The Chinese military has relocated vehicles seized from corrupt military officials to border areas for use by troops there.
“As of the end of September, all vehicles found in violation during the anti-graft campaign have been handed to troops stationed in remote border areas under harsh conditions such as Inner Mongolia, Xinjiang and Tibet,” according to China Military Online, a website owned by the People’s Liberation Army (PLA).
The report did not specify the number of vehicles or their models but said the transfer was ordered by a military meeting in June. It said the vehicles have been coated with camouflage paint and will be used for military training, war-time preparation and search and rescue purposes.
Vehicles used by military officials are a key area of the anti-corruption campaign, according to the website.
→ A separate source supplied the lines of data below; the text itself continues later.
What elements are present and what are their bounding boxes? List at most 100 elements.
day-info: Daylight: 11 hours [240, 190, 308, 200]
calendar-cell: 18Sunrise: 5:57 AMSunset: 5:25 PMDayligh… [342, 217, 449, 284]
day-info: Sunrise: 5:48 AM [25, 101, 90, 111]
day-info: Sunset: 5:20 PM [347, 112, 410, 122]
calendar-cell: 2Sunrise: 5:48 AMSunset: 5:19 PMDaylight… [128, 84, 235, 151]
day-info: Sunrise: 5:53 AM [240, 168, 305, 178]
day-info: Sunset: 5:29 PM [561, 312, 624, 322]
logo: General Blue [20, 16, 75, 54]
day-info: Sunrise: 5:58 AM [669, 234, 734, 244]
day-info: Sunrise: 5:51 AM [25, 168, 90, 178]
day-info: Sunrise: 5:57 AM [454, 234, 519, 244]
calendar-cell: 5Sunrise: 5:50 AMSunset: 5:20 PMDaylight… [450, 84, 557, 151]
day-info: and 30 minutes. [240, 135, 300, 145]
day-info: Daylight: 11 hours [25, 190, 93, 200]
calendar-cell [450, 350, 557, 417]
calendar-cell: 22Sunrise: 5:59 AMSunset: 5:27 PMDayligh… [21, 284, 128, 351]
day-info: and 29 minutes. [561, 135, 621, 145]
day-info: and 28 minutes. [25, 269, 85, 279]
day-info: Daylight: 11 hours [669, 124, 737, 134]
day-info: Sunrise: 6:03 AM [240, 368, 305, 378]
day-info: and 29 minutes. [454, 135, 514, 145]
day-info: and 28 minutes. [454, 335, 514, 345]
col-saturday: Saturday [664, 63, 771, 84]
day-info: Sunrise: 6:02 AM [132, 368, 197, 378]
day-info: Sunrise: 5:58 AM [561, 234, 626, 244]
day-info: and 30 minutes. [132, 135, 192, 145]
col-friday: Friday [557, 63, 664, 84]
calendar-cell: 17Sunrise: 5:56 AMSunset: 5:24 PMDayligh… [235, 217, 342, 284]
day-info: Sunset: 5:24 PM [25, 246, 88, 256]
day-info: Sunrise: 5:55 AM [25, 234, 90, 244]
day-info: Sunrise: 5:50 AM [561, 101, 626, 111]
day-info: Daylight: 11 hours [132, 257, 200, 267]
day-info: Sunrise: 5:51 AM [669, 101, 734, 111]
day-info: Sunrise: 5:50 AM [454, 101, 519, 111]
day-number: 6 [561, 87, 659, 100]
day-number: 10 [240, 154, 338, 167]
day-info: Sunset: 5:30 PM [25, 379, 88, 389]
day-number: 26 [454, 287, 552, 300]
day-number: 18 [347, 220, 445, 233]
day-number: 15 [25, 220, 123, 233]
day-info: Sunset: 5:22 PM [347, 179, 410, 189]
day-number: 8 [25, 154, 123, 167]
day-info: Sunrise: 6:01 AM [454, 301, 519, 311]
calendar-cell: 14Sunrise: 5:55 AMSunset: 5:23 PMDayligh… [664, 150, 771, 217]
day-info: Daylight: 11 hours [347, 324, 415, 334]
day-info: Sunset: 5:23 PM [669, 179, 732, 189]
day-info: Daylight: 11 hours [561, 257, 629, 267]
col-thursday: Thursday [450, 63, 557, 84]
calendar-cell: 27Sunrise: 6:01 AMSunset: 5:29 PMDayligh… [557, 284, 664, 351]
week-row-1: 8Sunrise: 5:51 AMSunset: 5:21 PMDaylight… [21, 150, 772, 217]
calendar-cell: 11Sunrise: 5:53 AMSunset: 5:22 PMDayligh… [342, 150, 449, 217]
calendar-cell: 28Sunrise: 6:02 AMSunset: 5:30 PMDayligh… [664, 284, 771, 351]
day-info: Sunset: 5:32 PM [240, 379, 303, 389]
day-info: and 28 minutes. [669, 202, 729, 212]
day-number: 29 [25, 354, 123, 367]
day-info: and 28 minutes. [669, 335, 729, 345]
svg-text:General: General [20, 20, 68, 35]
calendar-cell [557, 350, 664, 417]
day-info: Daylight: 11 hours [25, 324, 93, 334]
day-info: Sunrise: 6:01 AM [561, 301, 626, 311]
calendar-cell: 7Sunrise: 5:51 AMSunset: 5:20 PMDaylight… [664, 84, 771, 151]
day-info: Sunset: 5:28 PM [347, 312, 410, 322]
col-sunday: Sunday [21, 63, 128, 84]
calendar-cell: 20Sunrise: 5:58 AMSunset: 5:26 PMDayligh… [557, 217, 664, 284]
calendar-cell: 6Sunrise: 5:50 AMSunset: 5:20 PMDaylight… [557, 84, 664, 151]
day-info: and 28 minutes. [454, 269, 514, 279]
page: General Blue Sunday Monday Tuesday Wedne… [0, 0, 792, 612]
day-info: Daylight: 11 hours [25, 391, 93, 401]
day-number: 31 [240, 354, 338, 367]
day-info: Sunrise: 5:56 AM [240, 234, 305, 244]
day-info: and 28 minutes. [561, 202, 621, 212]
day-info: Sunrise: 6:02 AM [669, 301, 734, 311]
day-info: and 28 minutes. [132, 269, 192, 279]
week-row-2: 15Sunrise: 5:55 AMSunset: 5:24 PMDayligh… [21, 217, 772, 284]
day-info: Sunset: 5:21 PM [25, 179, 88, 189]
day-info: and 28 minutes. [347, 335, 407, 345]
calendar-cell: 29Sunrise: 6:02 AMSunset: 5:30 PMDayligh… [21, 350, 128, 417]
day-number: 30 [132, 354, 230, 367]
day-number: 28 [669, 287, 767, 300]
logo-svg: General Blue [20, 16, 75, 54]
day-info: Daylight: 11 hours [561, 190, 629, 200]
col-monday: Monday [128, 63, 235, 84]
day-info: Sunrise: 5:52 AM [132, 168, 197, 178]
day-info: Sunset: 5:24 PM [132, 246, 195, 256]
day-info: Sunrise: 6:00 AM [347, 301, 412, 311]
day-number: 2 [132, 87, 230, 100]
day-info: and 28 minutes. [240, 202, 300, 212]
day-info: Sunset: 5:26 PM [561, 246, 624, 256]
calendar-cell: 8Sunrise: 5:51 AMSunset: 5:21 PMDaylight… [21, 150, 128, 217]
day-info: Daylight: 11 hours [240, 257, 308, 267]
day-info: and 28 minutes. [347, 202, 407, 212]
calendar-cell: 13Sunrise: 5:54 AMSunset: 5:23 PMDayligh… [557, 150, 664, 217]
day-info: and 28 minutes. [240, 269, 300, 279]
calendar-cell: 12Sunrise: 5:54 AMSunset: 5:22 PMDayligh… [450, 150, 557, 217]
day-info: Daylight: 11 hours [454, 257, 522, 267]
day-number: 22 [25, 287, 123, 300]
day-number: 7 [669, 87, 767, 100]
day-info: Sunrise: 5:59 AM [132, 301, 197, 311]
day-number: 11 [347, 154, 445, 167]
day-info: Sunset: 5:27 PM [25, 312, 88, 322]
Military regulation holds that only officers above a certain ranking can have access to passenger cars. But violations in recent years have been on the rise with officials not entitled to official cars driving around in luxury cars.
The report added that since the campaign started in late 2012, the military has said luxury cars should not have military plates and banned its officers from buying foreign made vehicles.
Corruption is said to be deep-rooted in China’s million-strong army. Opportunities for bribery exist in transfer of officers and men besides procurement of weapons and supplies. Recently, a Taiwan based newspaper had published details of the ‘going rates’ for transfers, based on information provided by officials arrested on charges of corruption.
The rates vary from the Yuan equivalent of US$500 to US$15000 for various levels of job transfers. Many mid-level and senior officials are reported to have amassed huge fortunes by indulging in corruption.
Luxury sedans and sport utility vehicles with PLA license plates became the most visible symbol of corruption in China which President Xi Jinping vowed to bring to an end when he assumed office. These big cars zipped through red lights with flashing lights and sirens blaring by elbowing other cars.
Military officials bought luxury German, American and Japanese cars and SUVs, often with proceeds of corruption. These were fitted with military plates which the officers received thanks to their official position and then pushed their weight around on the streets of Beijing, Shanghai and other cities.
Many of these cars were also sold to non-military personnel who claimed the same privileges as military officials such as driving through toll gates without paying; not having to wait at traffic signals and even subsidized fuel.